Лето по Даниилу Андреевичу // Сад запертый. Ксения Венглинская
вдоль южного берега.
Вторую операцию он помнил еще хуже, чем первую; вернее, не помнил почти совсем, потому что накануне резко скакнула температура, сознание истаяло в горячечном мареве, снились какие-то огромные серые корабли, раскаленные стволы бортовых орудий, удушающий дым, подземелья берегового форта: из проема хода сообщения внезапно открылся вид на море с невесомо качающимися на переднем плане прозрачными метелками иван-чая и плотными гроздьями пижмы, внизу билась о камни мелкая волна и резными лодочками дрожали фигурки чаек. Он соскочил на камни, в несколько легких прыжков спустился к воде, скинул ботинки и вошел в море. На втором шаге ступню пронзила резкая боль. Даниил Андреевич неуклюже взмахнул руками и прошипел русское народное.
– Легко не будет, но будет очень, очень интересно, – разглагольствовал длинноволосый мужик с застиранной бабьей физиономией. Данька помнил, что встречал его на умных семинарах в университете. Барышня-журналистка лет двадцати, пьяненькая и трогательная, кивала в такт риторическим паузам и смотрела оратору в рот. Тот не реагировал, ему было очень-очень интересно, но с самим собой. Саша Станишевский, философ и умница, все больше молчал и налегал на водку.
Ворону было странно увидеть Станишевского в декорациях безалаберного, но при том довольно пафосного заведения. Французский кабачок, где он застал компанию, пестрел изречениями из эпохи Просвещения, медиа-девчонка чирикала потешные картинки на устилающем стол ватмане, официанты, как один, щеголяли фирменной велеречивостью и жуликоватой галльской искрой в глазах, а выпивка стоила не меньше четырех евро. Станишевский был бессребреником из принципа, и Данька цинично заключил, что Саше наконец начали наливать только за то, чтобы он скрашивал интерьер своим присутствием. Интеллектуал как элемент обстановки. Девочка-журналистка захотела есть; веселый и ласковый халдей подогнал меню. Компания углубилась в чтение.
– Вы здесь осторожнее, вашбродь, каменюки сплошняком! – донесся сверху голос матроса. – Подальше пляжик есть с песочком, мы там завсегда окунаемся.
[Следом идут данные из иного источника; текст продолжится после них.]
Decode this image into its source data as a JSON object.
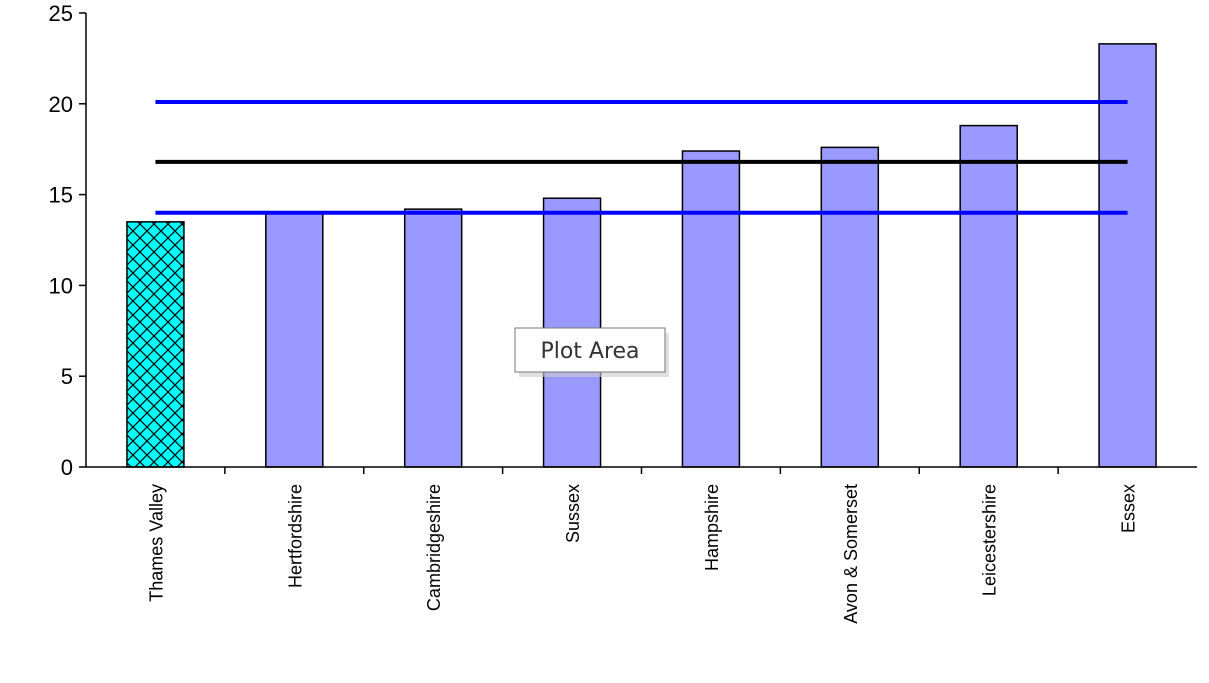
{
  "chart_data": {
    "type": "bar",
    "categories": [
      "Thames Valley",
      "Hertfordshire",
      "Cambridgeshire",
      "Sussex",
      "Hampshire",
      "Avon & Somerset",
      "Leicestershire",
      "Essex"
    ],
    "values": [
      13.5,
      14.0,
      14.2,
      14.8,
      17.4,
      17.6,
      18.8,
      23.3
    ],
    "ylim": [
      0,
      25
    ],
    "yticks": [
      0,
      5,
      10,
      15,
      20,
      25
    ],
    "highlight_index": 0,
    "reference_lines": [
      {
        "value": 20.1,
        "color": "#0000ff"
      },
      {
        "value": 16.8,
        "color": "#000000"
      },
      {
        "value": 14.0,
        "color": "#0000ff"
      }
    ],
    "bar_color": "#9999ff",
    "highlight_color": "#00ffff",
    "grid": false,
    "legend": "none"
  },
  "tooltip": {
    "text": "Plot Area"
  }
}
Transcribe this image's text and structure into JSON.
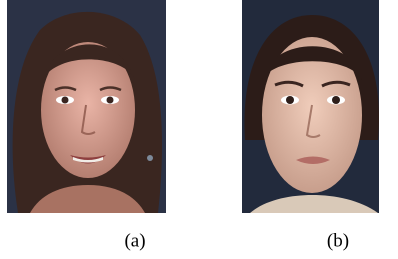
{
  "figure": {
    "panels": [
      {
        "label": "(a)"
      },
      {
        "label": "(b)"
      }
    ]
  }
}
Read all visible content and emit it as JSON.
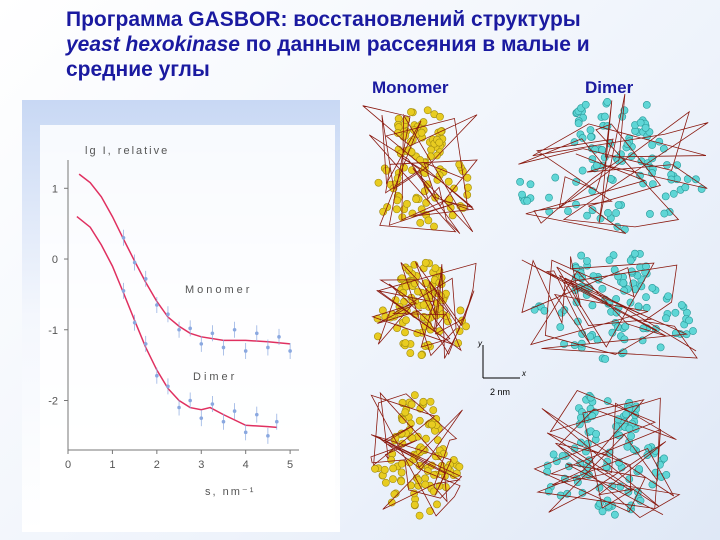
{
  "slide": {
    "title_line_1": "Программа GASBOR: восстановлений структуры",
    "title_italic": "yeast hexokinase",
    "title_line_2_rest": " по данным рассеяния в малые и",
    "title_line_3": "средние углы",
    "column_headers": [
      "Monomer",
      "Dimer"
    ],
    "scale_bar": {
      "y_axis": "y",
      "x_axis": "x",
      "label": "2 nm"
    }
  },
  "chart_data": {
    "type": "line",
    "y_label": "lg I, relative",
    "x_label": "s, nm⁻¹",
    "xlim": [
      0,
      5.2
    ],
    "ylim": [
      -2.7,
      1.4
    ],
    "xticks": [
      0,
      1,
      2,
      3,
      4,
      5
    ],
    "yticks": [
      1,
      0,
      -1,
      -2
    ],
    "annotations": [
      "Monomer",
      "Dimer"
    ],
    "series": [
      {
        "color": "#e03060",
        "x": [
          0.25,
          0.5,
          0.75,
          1,
          1.25,
          1.5,
          1.75,
          2,
          2.25,
          2.5,
          2.75,
          3,
          3.5,
          4,
          4.5,
          5
        ],
        "values": [
          1.2,
          1.08,
          0.88,
          0.6,
          0.28,
          -0.03,
          -0.33,
          -0.6,
          -0.82,
          -0.95,
          -1.05,
          -1.1,
          -1.15,
          -1.15,
          -1.17,
          -1.2
        ]
      },
      {
        "color": "#e03060",
        "x": [
          0.2,
          0.5,
          0.75,
          1,
          1.25,
          1.5,
          1.75,
          2,
          2.25,
          2.5,
          2.75,
          3,
          3.2,
          3.5,
          4,
          4.5,
          4.7
        ],
        "values": [
          0.6,
          0.45,
          0.2,
          -0.1,
          -0.48,
          -0.87,
          -1.25,
          -1.57,
          -1.83,
          -2.0,
          -2.1,
          -2.13,
          -2.1,
          -2.2,
          -2.35,
          -2.37,
          -2.38
        ]
      },
      {
        "color": "#8aa8e0",
        "x": [
          1.25,
          1.5,
          1.75,
          2,
          2.25,
          2.5,
          2.75,
          3,
          3.25,
          3.5,
          3.75,
          4,
          4.25,
          4.5,
          4.75,
          5
        ],
        "values": [
          0.3,
          -0.05,
          -0.28,
          -0.65,
          -0.78,
          -1.0,
          -0.98,
          -1.2,
          -1.05,
          -1.25,
          -1.0,
          -1.3,
          -1.05,
          -1.25,
          -1.1,
          -1.3
        ]
      },
      {
        "color": "#8aa8e0",
        "x": [
          1.25,
          1.5,
          1.75,
          2,
          2.25,
          2.5,
          2.75,
          3,
          3.25,
          3.5,
          3.75,
          4,
          4.25,
          4.5,
          4.7
        ],
        "values": [
          -0.45,
          -0.9,
          -1.2,
          -1.65,
          -1.8,
          -2.1,
          -2.0,
          -2.25,
          -2.05,
          -2.3,
          -2.15,
          -2.45,
          -2.2,
          -2.5,
          -2.3
        ]
      }
    ]
  }
}
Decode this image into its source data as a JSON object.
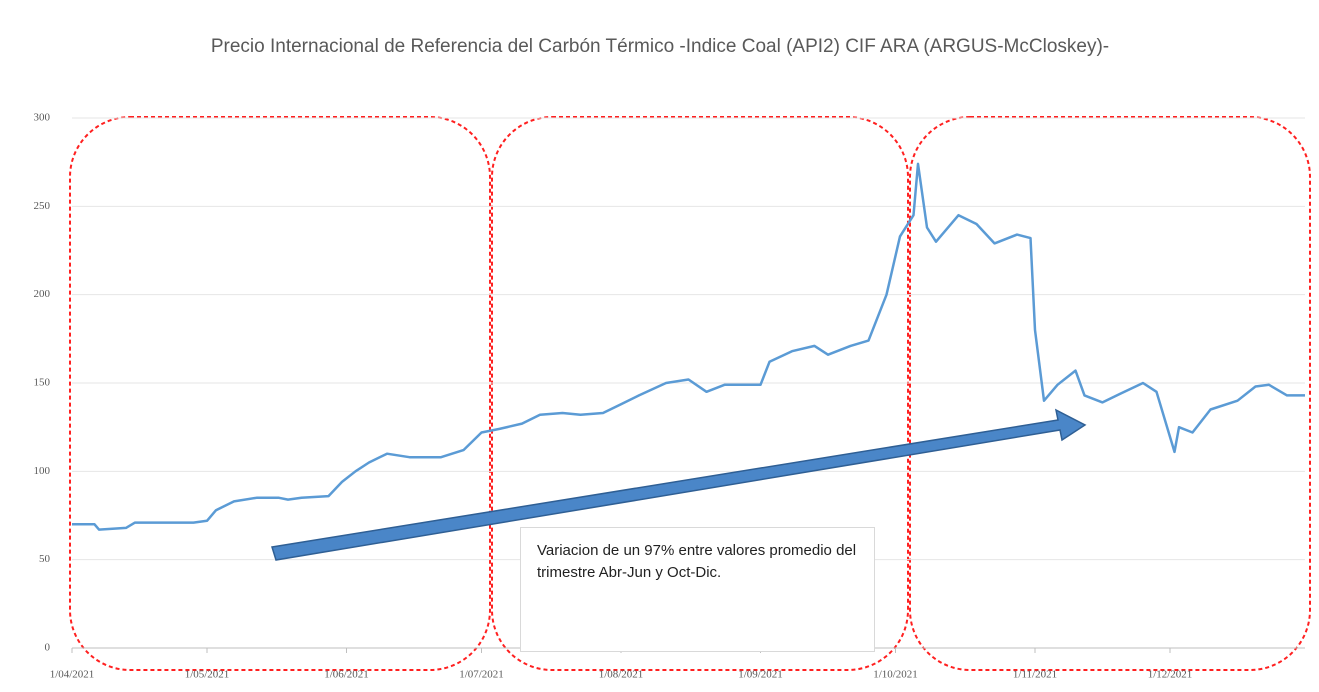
{
  "chart_data": {
    "type": "line",
    "title": "Precio Internacional de Referencia del Carbón Térmico -Indice Coal (API2) CIF ARA (ARGUS-McCloskey)-",
    "annotation": "Variacion de un 97% entre valores promedio del trimestre Abr-Jun y Oct-Dic.",
    "x": [
      "2021-04-01",
      "2021-04-06",
      "2021-04-07",
      "2021-04-13",
      "2021-04-15",
      "2021-04-28",
      "2021-05-01",
      "2021-05-03",
      "2021-05-07",
      "2021-05-12",
      "2021-05-17",
      "2021-05-19",
      "2021-05-22",
      "2021-05-28",
      "2021-05-31",
      "2021-06-03",
      "2021-06-06",
      "2021-06-10",
      "2021-06-15",
      "2021-06-22",
      "2021-06-27",
      "2021-07-01",
      "2021-07-05",
      "2021-07-10",
      "2021-07-14",
      "2021-07-19",
      "2021-07-23",
      "2021-07-28",
      "2021-08-01",
      "2021-08-05",
      "2021-08-11",
      "2021-08-16",
      "2021-08-20",
      "2021-08-24",
      "2021-09-01",
      "2021-09-03",
      "2021-09-08",
      "2021-09-13",
      "2021-09-16",
      "2021-09-21",
      "2021-09-25",
      "2021-09-29",
      "2021-10-02",
      "2021-10-05",
      "2021-10-06",
      "2021-10-08",
      "2021-10-10",
      "2021-10-15",
      "2021-10-19",
      "2021-10-23",
      "2021-10-28",
      "2021-10-31",
      "2021-11-01",
      "2021-11-03",
      "2021-11-06",
      "2021-11-10",
      "2021-11-12",
      "2021-11-16",
      "2021-11-20",
      "2021-11-25",
      "2021-11-28",
      "2021-12-02",
      "2021-12-03",
      "2021-12-06",
      "2021-12-10",
      "2021-12-16",
      "2021-12-20",
      "2021-12-23",
      "2021-12-27",
      "2021-12-31"
    ],
    "series": [
      {
        "color": "#5b9bd5",
        "values": [
          70,
          70,
          67,
          68,
          71,
          71,
          72,
          78,
          83,
          85,
          85,
          84,
          85,
          86,
          94,
          100,
          105,
          110,
          108,
          108,
          112,
          122,
          124,
          127,
          132,
          133,
          132,
          133,
          138,
          143,
          150,
          152,
          145,
          149,
          149,
          162,
          168,
          171,
          166,
          171,
          174,
          200,
          233,
          245,
          274,
          238,
          230,
          245,
          240,
          229,
          234,
          232,
          180,
          140,
          149,
          157,
          143,
          139,
          144,
          150,
          145,
          111,
          125,
          122,
          135,
          140,
          148,
          149,
          143,
          143
        ]
      }
    ],
    "xlim": [
      "2021-04-01",
      "2021-12-31"
    ],
    "xticks": [
      {
        "value": "2021-04-01",
        "label": "1/04/2021"
      },
      {
        "value": "2021-05-01",
        "label": "1/05/2021"
      },
      {
        "value": "2021-06-01",
        "label": "1/06/2021"
      },
      {
        "value": "2021-07-01",
        "label": "1/07/2021"
      },
      {
        "value": "2021-08-01",
        "label": "1/08/2021"
      },
      {
        "value": "2021-09-01",
        "label": "1/09/2021"
      },
      {
        "value": "2021-10-01",
        "label": "1/10/2021"
      },
      {
        "value": "2021-11-01",
        "label": "1/11/2021"
      },
      {
        "value": "2021-12-01",
        "label": "1/12/2021"
      }
    ],
    "ylim": [
      0,
      300
    ],
    "yticks": [
      0,
      50,
      100,
      150,
      200,
      250,
      300
    ],
    "grid": true
  }
}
…Чего ругаешься? Нога болит? Поболит и перестанет, все уже, все закончилось. Полноватое лицо доктора с характерным носом-сливой смутно знакомо. Пациент пытается приподняться на подушках, опираясь на локти.
– А что у меня… Что у меня с ногой?
– С ногой твоей по Пирогову пришлось поступить. Вернее, даже с обеими. Некроз далеко пошел, угроза сепсиса. Главное, сам жив остался, а ноги – ну, бывает, и не так еще бывает…
Доктор говорит торопливо и, кажется, сам не особо веря своим увещеваниям. Пациент приподнимается, несмотря на сопротивление сильных рук врача, и видит задранные подушкой выше уровня сердца собственные ноги и складки простыни, опадающие в районе щиколоток. Ну, посмотрел? Может, и к лучшему… Теперь так, привыкай потихоньку. Это не конец, не… да что ж ты! Лерочка, дайте ему успокоительное. Да не дергайся ты!